Monday, June 09, 2008

Layers of Blue

The water wasn't just one color of blue. It was every color of blue. It was the whole blue section of the original Crayola 64 – periwinkle and aquamarine, cornflower and blue green, green blue and turquoise blue.

And it was clear. So clear that I could see sandbars floating just beneath the surface as far as a hundred yards away. Tiny underwater islands that made me think of Atlantis.

The sensation of water on both sides of the road was unsettling and I turned my head from side to side trying to imagine how you measure the tides in such a place. The top was down and I could feel the midday sun radiating through the skin on my arms and legs. The wind snatched at my hair, tugging at random strands as though to lift me straight into the sky like a reverse image Rapunzel.

And then came the bridge. Seven miles long. Flat and straight and narrow, a seam down the middle of the channel that connects the Gulf of Mexico and the Florida Strait. The crayon-colored water was under our feet now, under the levitating asphalt held just out of its reach by concrete pillars. From any direction the view was the same – water stretching to the horizon and melting into sky. Layers and layers of blue.

I'd not really expected this sensual assault. The road trip to Key West was a means to an end: There, at the literal end of the continental United States, I would see my Kate for the first time in a year. I was eager and anxious and wound as tight as Dick's hatband.
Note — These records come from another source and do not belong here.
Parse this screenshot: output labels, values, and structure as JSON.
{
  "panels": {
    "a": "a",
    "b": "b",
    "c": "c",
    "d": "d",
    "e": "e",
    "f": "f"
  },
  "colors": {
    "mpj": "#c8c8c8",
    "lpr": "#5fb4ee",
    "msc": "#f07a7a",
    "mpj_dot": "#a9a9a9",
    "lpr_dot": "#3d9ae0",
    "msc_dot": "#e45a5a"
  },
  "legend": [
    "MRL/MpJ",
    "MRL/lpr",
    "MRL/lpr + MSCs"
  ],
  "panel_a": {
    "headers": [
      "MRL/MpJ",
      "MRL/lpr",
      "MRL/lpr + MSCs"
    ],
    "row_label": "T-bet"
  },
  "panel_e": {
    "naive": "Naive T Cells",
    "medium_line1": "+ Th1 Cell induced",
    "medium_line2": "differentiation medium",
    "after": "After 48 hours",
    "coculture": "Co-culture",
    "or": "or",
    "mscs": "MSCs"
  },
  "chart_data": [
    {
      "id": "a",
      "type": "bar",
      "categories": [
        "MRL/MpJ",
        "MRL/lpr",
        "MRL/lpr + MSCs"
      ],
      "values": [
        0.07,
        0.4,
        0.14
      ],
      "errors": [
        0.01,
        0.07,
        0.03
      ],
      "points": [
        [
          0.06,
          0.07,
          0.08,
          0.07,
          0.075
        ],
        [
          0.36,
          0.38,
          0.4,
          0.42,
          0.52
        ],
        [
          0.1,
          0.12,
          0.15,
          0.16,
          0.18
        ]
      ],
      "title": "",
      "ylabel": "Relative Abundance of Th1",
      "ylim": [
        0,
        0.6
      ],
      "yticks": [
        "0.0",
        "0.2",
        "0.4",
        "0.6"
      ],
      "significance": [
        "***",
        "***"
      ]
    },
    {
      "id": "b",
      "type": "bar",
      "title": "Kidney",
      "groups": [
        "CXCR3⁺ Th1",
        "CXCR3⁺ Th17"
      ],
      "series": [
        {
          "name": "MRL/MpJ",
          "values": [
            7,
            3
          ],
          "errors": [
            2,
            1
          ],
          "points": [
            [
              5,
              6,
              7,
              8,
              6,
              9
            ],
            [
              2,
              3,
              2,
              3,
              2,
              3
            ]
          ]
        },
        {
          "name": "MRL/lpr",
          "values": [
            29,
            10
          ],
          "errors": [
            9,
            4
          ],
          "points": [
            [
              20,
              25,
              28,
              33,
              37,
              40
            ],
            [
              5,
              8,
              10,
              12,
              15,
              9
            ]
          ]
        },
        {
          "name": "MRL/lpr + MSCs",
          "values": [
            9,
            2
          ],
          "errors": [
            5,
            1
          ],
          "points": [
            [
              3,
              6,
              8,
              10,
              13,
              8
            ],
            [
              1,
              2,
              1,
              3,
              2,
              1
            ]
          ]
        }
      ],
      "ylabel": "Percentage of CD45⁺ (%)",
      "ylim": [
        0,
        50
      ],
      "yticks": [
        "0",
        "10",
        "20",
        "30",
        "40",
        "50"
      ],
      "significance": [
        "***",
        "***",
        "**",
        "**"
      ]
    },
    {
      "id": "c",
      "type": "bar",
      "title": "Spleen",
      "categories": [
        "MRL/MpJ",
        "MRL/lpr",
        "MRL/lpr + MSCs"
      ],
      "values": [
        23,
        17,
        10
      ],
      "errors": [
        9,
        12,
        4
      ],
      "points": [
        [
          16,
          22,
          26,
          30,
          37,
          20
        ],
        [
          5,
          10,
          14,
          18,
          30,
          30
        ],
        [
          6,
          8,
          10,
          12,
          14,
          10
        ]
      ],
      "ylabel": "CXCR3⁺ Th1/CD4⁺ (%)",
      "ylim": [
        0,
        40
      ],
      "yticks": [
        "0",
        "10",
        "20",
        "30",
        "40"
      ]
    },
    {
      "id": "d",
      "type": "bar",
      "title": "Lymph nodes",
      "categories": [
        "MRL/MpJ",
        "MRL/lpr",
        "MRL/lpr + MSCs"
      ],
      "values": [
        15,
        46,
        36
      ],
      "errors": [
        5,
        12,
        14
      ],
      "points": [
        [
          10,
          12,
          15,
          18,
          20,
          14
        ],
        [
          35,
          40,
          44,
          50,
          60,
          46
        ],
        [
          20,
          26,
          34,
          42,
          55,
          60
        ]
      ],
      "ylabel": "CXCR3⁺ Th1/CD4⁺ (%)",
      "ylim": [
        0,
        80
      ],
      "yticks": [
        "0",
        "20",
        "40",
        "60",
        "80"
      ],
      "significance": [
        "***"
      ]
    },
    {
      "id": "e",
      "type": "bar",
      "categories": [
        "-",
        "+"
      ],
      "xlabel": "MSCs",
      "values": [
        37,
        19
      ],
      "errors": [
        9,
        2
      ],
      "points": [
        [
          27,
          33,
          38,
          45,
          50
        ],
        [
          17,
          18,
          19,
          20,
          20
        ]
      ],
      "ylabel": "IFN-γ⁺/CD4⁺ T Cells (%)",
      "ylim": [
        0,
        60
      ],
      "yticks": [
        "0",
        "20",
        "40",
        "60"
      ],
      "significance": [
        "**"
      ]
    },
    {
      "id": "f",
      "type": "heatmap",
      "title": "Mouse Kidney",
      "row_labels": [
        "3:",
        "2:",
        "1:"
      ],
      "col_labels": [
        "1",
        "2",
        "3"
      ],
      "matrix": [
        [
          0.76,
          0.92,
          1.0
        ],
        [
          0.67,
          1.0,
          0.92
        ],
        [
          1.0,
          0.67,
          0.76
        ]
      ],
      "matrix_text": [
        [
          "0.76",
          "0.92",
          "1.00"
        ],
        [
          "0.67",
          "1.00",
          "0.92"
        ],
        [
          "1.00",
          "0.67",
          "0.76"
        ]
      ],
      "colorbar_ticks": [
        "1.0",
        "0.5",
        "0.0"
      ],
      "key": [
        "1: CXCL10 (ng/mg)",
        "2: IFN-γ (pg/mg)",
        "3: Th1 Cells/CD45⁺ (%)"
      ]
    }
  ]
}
Somewhere around Big Pine Key, I think, I gave in. Stopped trying to download like digital photos every image that fell on my retinas. Relaxed my shoulders and let the light and warmth swallow me up. By the time the tires hit the bridge, time didn't matter.

I spent four days in Key West. Kate was a generous and indulgent tour guide. She took me to the Hemingway House and the Robert Frost Cottage. She let me take her picture inside the Butterfly Conservatory and at the "southernmost point" monument. She took me to Mallory Square to see the sunset and ignored my obvious amazement at all the things I saw on Duval Street.

When the time for goodbyes came, I squeezed her tight, reminded her of my love and watched her drive off in the car she'd bought without any help to the job she'd gotten without any help. And I didn't cry.

I was so proud of myself.

Later, several weeks later, this morning as a matter of fact, I finally grasped what my heart had been trying to teach my head. And it wasn't, as I might have guessed, that the journey itself is at least as important as the destination.

The point of all that endless blue water and the indelible image it left on my memory was this: The magic of the journey is directly proportional to the pilgrim's passion for the destination.

I had packed my bags and loaded the car with only one end in mind: Kate, my Kate. A year's holidays had come and gone without her presence. Four times the seasons at Sandhill had changed without her seeing them. Hundreds of sunsets had followed sunrises without her opening the back door and heading to the refrigerator for a Capri Sun.

It was hunger I felt, hunger for the light of her smile, the lilt of her voice, the feel of her half-hug. It was hunger that drove me seven hundred miles. It was hunger that rubbed me sandpaper-raw and opened my eyes to the lessons and the loveliness of the road.